Perasaan Musim Semi itu
“Ra…bangun, bangun. Sudah waktunya pulang sekolah, nih.”
Terdengar samar – samar, tapi aku mengerti suara itu bukan mimpi. Secara reflek aku langsung bangun. Dan langsung memasukkan buku – bukuku ke dalam tas. Suasana kelas sudah sepi kecuali Agi yang membangunkanku tadi masih ada di kelas tepatnya dia berdiri di dekatku menungguku membereskan buku – bukuku.
“Tumben hari ini kamu ketiduran?”Tanya Agi yang terlihat heran dengan sikapku sedari tadi yang terlihat nggak bersemangat sama sekali sepanjang pelajaran. Dan akhirnya tertidur saat pelajaran terakhir.
“Tadi, apa Pak Beni tahu aku ketiduran?”
“Ya, Pak Beni, sih, tahu. Tapi, kamu dibiarin aja ketiduran. Kamu, kan, anak kesayangan guru. Nggak perlu ikut pelajaran satu jam aja, nggak bakal nyusahin kamu. Karena dari sananya udah keturunan Albert Einstein.”
“Apaan, sih. “
Dengan wajah masih terlihat mengantuk, aku bergegas pulang bersama dengan Agi. Sepanjang perjalanan pulang siang itu, Agi terus ngomong. Yang itulah, yang inilah. Dan paling banyak soal gosip di sekolah. Karena dia biangnya ngegosip. Aku hanya dengerin aja. Tapi, dengan begitu sepanjang perjalanan pulang nggak terasa sepi.
“Kamu enak, ya. Segalanya udah diaturin. Kamu, kan, setelah keluar dari sekolah, direkomendasikan sekolah keluar negri. Kemana, tuh?”
“Ke mana apanya?”
“Ya dikirim ke universitas mana?”
“Rahasia.”
“Apa – apaan, tuh. Main rahasia – rahasiaan segala.”
“Biarin.”
Bukannya sombong, tapi aku termasuk siswa teladan di kotaku. Walau begitu, aku selalu merasa biasa – biasa saja. Tapi, walau begitu aku bersyukur akan apa yang telah diberikan Tuhan padaku.
Namun, belakangan ini ada satu hal yang mengganjal di pikiranku. Walau terlihat dari luar aku selalu bersikap seakan tak ada apa – apa padaku. Tapi, dalam hati aku merasa kesepian. Bukan karena jauh dari ibu karena saat ini aku “nge-kos”. Satu hal yang kupikirkan, ada satu hal yang terlewatkan selama dua tahun lebih ini.
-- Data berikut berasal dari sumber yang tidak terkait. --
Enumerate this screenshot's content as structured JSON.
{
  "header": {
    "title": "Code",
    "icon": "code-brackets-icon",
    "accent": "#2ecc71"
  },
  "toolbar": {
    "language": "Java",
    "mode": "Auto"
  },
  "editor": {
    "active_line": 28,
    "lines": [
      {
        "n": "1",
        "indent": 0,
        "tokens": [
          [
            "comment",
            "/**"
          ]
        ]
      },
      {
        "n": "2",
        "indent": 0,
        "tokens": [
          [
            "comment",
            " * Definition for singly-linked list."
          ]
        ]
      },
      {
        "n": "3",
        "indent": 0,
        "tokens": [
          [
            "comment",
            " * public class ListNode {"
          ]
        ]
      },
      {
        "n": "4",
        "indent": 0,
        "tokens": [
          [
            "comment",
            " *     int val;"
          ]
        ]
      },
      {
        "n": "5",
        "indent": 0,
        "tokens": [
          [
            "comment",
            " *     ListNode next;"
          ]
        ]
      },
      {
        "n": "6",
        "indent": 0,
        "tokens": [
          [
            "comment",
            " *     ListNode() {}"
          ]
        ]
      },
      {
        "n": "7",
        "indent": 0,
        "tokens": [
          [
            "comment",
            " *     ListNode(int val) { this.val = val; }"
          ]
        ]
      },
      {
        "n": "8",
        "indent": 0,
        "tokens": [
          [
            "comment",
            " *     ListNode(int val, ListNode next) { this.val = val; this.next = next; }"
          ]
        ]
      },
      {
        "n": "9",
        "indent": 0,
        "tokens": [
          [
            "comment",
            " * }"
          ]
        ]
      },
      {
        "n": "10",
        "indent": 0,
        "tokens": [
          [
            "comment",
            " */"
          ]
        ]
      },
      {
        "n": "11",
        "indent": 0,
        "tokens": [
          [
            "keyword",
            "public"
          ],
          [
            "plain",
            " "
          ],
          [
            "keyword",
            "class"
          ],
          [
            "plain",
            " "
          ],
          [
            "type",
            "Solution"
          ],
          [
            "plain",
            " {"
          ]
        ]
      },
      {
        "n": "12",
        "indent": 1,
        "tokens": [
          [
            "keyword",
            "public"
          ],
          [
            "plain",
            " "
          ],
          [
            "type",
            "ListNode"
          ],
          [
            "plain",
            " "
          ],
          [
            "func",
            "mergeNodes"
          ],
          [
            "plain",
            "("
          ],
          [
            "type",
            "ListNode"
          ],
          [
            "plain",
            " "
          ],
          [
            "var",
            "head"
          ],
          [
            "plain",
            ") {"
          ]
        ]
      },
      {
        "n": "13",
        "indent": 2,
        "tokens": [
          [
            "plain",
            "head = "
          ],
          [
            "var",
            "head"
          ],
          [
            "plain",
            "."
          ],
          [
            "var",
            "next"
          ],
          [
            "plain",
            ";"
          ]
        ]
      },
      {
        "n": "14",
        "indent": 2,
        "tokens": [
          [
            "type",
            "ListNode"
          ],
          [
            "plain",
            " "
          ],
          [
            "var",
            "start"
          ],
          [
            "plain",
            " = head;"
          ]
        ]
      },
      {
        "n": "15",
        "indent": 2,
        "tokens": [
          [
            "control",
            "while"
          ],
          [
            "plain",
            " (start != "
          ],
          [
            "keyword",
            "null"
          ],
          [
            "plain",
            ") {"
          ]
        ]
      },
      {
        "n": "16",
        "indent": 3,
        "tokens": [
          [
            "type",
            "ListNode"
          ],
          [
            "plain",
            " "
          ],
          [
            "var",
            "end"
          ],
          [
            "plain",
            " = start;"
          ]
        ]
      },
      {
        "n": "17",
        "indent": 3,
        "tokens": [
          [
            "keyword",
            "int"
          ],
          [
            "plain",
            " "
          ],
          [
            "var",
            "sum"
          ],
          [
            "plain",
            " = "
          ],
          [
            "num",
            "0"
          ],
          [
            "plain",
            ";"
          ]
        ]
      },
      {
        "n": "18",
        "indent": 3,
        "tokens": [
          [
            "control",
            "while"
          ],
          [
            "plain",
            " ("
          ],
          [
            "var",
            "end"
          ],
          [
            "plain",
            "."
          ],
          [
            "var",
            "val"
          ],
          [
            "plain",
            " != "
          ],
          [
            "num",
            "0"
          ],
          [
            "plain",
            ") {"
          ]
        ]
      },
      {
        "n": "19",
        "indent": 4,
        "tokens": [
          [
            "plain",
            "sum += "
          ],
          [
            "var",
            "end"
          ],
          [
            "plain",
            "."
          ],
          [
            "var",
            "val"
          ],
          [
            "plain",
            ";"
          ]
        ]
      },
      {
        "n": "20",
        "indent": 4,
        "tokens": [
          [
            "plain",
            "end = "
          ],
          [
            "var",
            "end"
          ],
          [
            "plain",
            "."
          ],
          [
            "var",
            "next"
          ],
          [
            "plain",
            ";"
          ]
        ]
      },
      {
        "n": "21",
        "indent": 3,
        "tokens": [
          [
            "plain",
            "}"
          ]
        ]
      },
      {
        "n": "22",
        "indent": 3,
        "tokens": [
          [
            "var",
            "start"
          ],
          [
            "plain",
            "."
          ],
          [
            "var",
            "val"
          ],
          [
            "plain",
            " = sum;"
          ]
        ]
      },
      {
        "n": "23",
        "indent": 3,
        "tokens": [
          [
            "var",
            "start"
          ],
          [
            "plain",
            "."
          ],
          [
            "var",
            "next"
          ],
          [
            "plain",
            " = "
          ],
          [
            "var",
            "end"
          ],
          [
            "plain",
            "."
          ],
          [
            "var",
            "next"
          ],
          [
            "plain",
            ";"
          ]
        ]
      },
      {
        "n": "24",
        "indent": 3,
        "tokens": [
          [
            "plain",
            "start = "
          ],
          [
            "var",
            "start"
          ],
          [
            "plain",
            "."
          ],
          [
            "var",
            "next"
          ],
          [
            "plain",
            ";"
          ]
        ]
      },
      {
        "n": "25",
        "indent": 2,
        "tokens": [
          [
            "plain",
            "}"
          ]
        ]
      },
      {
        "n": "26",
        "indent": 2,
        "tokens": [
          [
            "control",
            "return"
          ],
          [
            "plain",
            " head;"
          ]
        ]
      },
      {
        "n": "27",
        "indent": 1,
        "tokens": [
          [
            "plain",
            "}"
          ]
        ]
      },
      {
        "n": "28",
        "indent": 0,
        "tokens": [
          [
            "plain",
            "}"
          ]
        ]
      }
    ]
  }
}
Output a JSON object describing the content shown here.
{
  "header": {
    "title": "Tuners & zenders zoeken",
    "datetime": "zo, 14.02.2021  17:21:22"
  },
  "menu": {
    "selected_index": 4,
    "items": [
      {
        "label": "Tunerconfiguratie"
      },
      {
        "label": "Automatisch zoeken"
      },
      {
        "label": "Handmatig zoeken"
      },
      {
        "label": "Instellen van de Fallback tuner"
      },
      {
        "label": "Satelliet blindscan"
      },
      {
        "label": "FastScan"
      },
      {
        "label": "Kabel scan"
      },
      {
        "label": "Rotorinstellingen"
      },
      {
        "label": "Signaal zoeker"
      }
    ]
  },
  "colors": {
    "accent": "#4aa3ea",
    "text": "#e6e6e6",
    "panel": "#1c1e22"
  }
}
Aku termasuk anak yang kurang mampu, tapi, karena beasiswa, aku dapat masuk ke sekolah ini. Aku bersyukur sekali, bisa membuat ibu senang.
Impianku sudah terencana. Segalanya untuk belajarku selanjutnya sudah ditentukan. Dan karena itu pun semua orang bangga padaku. Teman – temanku pun banyak. Semua baik padaku. Tapi, tetap saja aku merasakan seperti ada yang kurang.
Ujian akhir sekolah tinggal dua minggu lagi. Dan hari demi hari itu tentu aku sangat sibuk. Aku lebih banyak mempersiapkan segalanya untuk ujian itu. Tak ada hal lain yang aku pikirkan. Tapi, ada satu hal yang mengganjal pikiranku. Entah itu apa, aku selalu merasa ada yang kurang.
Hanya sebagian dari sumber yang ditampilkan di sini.